Welcome to OGeek Q&A Community for programmer and developer-Open, Learning and Share
Welcome To Ask or Share your Answers For Others

Categories

0 votes
133 views
in Technique[技术] by (71.8m points)

php - String concatenation while incrementing

This is my code:

$a = 5;
$b = &$a;
echo ++$a.$b++;

Shouldn't it print 66?

Why does it print 76?

question from:https://stackoverflow.com/questions/17188279/string-concatenation-while-incrementing

与恶龙缠斗过久,自身亦成为恶龙;凝视深渊过久,深渊将回以凝视…
Welcome To Ask or Share your Answers For Others

1 Reply

0 votes
by (71.8m points)

Alright. This is actually pretty straight forward behavior, and it has to do with how references work in PHP. It is not a bug, but unexpected behavior.

PHP internally uses copy-on-write. Which means that the internal variables are copied when you write to them (so $a = $b; doesn't copy memory until you actually change one of them). With references, it never actually copies. That's important for later.

Let's look at those opcodes:

line     # *  op                           fetch          ext  return  operands
---------------------------------------------------------------------------------
   2     0  >   ASSIGN                                                   !0, 5
   3     1      ASSIGN_REF                                               !1, !0
   4     2      PRE_INC                                          $2      !0
         3      POST_INC                                         ~3      !1
         4      CONCAT                                           ~4      $2, ~3
         5      ECHO                                                     ~4
         6    > RETURN                                                   1

The first two should be pretty easy to understand.

  • ASSIGN - Basically, we're assinging the value of 5 into the compiled variable named !0.
  • ASSIGN_REF - We're creating a reference from !0 to !1 (the direction doesn't matter)

So far, that's straight forward. Now comes the interesting bit:

  • PRE_INC - This is the opcode that actually increments the variable.

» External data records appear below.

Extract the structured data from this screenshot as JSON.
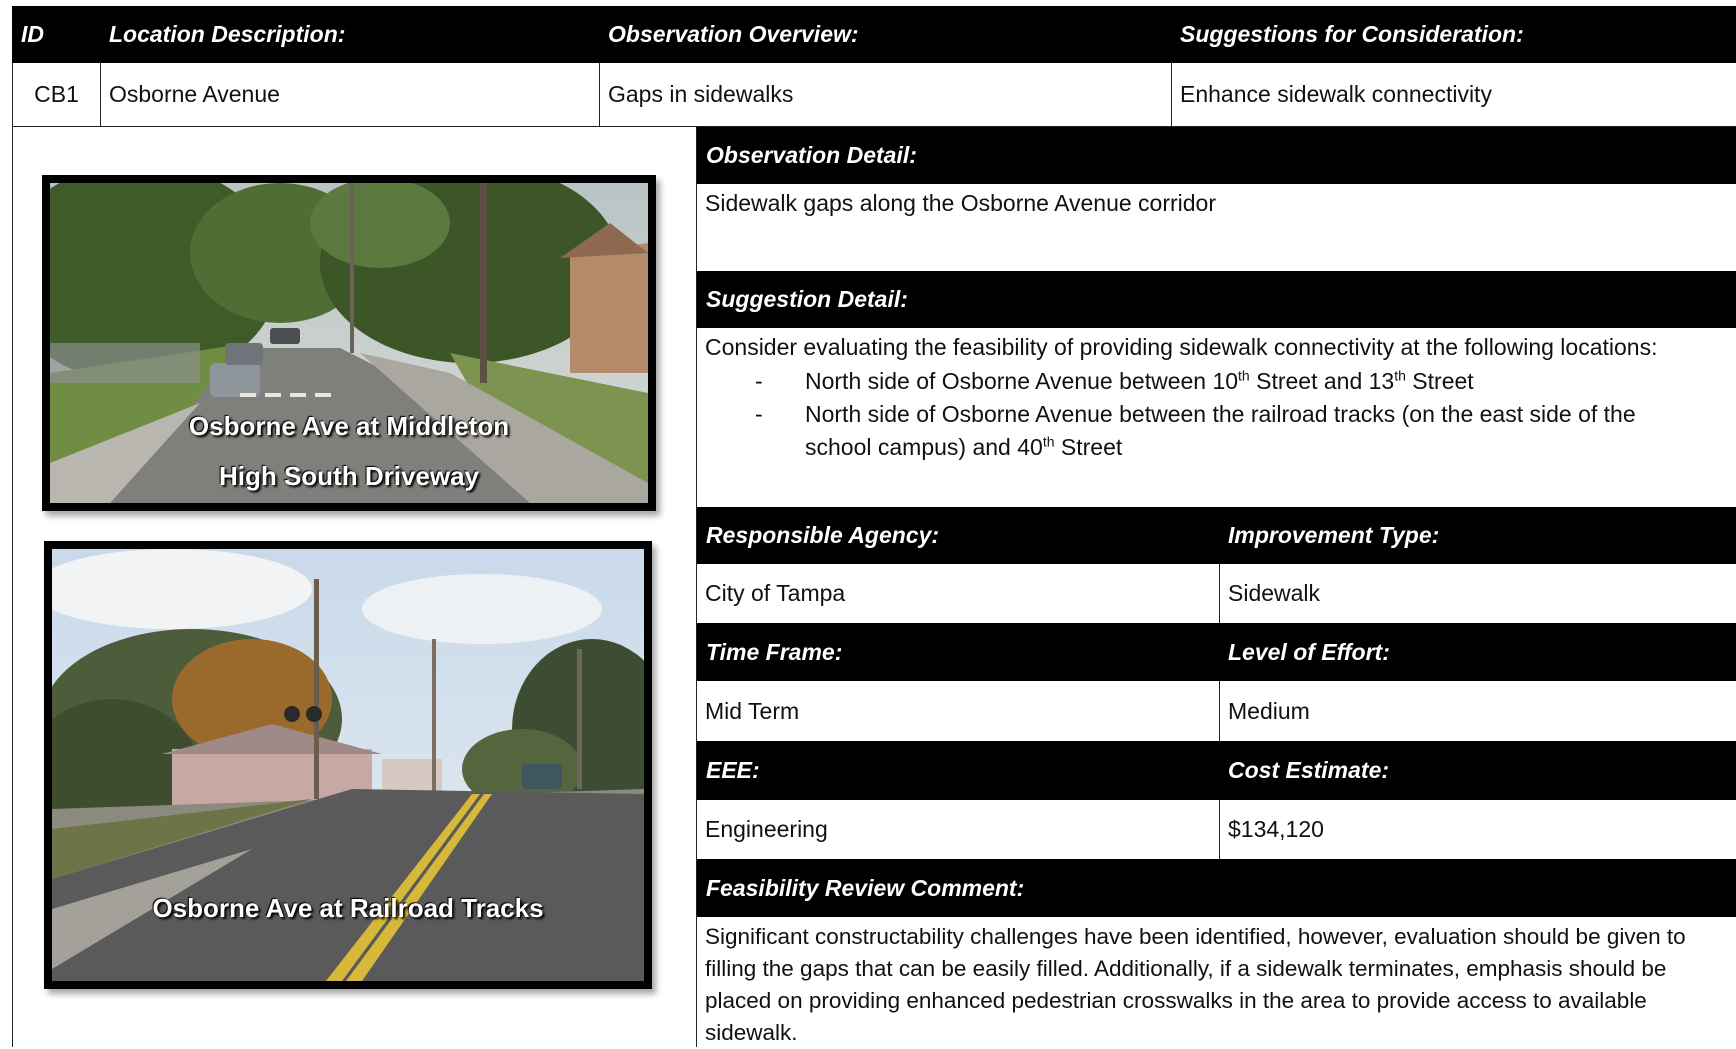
{
  "header": {
    "id": "ID",
    "location": "Location Description:",
    "overview": "Observation Overview:",
    "suggestions": "Suggestions for Consideration:"
  },
  "row": {
    "id": "CB1",
    "location": "Osborne Avenue",
    "overview": "Gaps in sidewalks",
    "suggestions": "Enhance sidewalk connectivity"
  },
  "photos": [
    {
      "caption_line1": "Osborne Ave at Middleton",
      "caption_line2": "High South Driveway"
    },
    {
      "caption": "Osborne Ave at Railroad Tracks"
    }
  ],
  "observation": {
    "label": "Observation Detail:",
    "text": "Sidewalk gaps along the Osborne Avenue corridor"
  },
  "suggestion": {
    "label": "Suggestion Detail:",
    "intro": "Consider evaluating the feasibility of providing sidewalk connectivity at the following locations:",
    "bullet_dash": "-",
    "b1_part1": "North side of Osborne Avenue between 10",
    "b1_sup1": "th",
    "b1_part2": " Street and 13",
    "b1_sup2": "th",
    "b1_part3": " Street",
    "b2_part1": "North side of Osborne Avenue between the railroad tracks (on the east side of the school campus) and 40",
    "b2_sup": "th",
    "b2_part2": " Street"
  },
  "details": {
    "agency_label": "Responsible Agency:",
    "agency_value": "City of Tampa",
    "type_label": "Improvement Type:",
    "type_value": "Sidewalk",
    "timeframe_label": "Time Frame:",
    "timeframe_value": "Mid Term",
    "effort_label": "Level of Effort:",
    "effort_value": "Medium",
    "eee_label": "EEE:",
    "eee_value": "Engineering",
    "cost_label": "Cost Estimate:",
    "cost_value": "$134,120"
  },
  "feasibility": {
    "label": "Feasibility Review Comment:",
    "text": "Significant constructability challenges have been identified, however, evaluation should be given to filling the gaps that can be easily filled. Additionally, if a sidewalk terminates, emphasis should be placed on providing enhanced pedestrian crosswalks in the area to provide access to available sidewalk."
  }
}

Of note is that it returns its result into a temporary variable named $2.

So let's look at the source code behind PRE_INC when called with a variable:

static int ZEND_FASTCALL  ZEND_PRE_INC_SPEC_VAR_HANDLER(ZEND_OPCODE_HANDLER_ARGS)
{
    USE_OPLINE
    zend_free_op free_op1;
    zval **var_ptr;

    SAVE_OPLINE();
    var_ptr = _get_zval_ptr_ptr_var(opline->op1.var, execute_data, &free_op1 TSRMLS_CC);

    if (IS_VAR == IS_VAR && UNEXPECTED(var_ptr == NULL)) {
        zend_error_noreturn(E_ERROR, "Cannot increment/decrement overloaded objects nor string offsets");
    }
    if (IS_VAR == IS_VAR && UNEXPECTED(*var_ptr == &EG(error_zval))) {
        if (RETURN_VALUE_USED(opline)) {
            PZVAL_LOCK(&EG(uninitialized_zval));
            AI_SET_PTR(&EX_T(opline->result.var), &EG(uninitialized_zval));
        }
        if (free_op1.var) {zval_ptr_dtor(&free_op1.var);};
        CHECK_EXCEPTION();
        ZEND_VM_NEXT_OPCODE();
    }

    SEPARATE_ZVAL_IF_NOT_REF(var_ptr);

    if (UNEXPECTED(Z_TYPE_PP(var_ptr) == IS_OBJECT)
       && Z_OBJ_HANDLER_PP(var_ptr, get)
       && Z_OBJ_HANDLER_PP(var_ptr, set)) {
        /* proxy object */
        zval *val = Z_OBJ_HANDLER_PP(var_ptr, get)(*var_ptr TSRMLS_CC);
        Z_ADDREF_P(val);
        fast_increment_function(val);
        Z_OBJ_HANDLER_PP(var_ptr, set)(var_ptr, val TSRMLS_CC);
        zval_ptr_dtor(&val);
    } else {
        fast_increment_function(*var_ptr);
    }

    if (RETURN_VALUE_USED(opline)) {
        PZVAL_LOCK(*var_ptr);
        AI_SET_PTR(&EX_T(opline->result.var), *var_ptr);
    }

    if (free_op1.var) {zval_ptr_dtor(&free_op1.var);};
    CHECK_EXCEPTION();
    ZEND_VM_NEXT_OPCODE();
}

Now I don't expect you to understand what that's doing right away (this is deep engine voodoo), but let's walk through it.

The first two if statements check to see if the variable is "safe" to increment (the first checks to see if it's an overloaded object, the second checks to see if the variable is the special error variable $php_error).

Next is the really interesting bit for us. Since we're modifying the value, it needs to preform copy-on-write. So it calls:

SEPARATE_ZVAL_IF_NOT_REF(var_ptr);

Now, remember, we already set the variable to be a reference above. So the variable is not separated... Which means everything we do to it here will happen to $b as well...

Next, the variable is incremented (fast_increment_function()).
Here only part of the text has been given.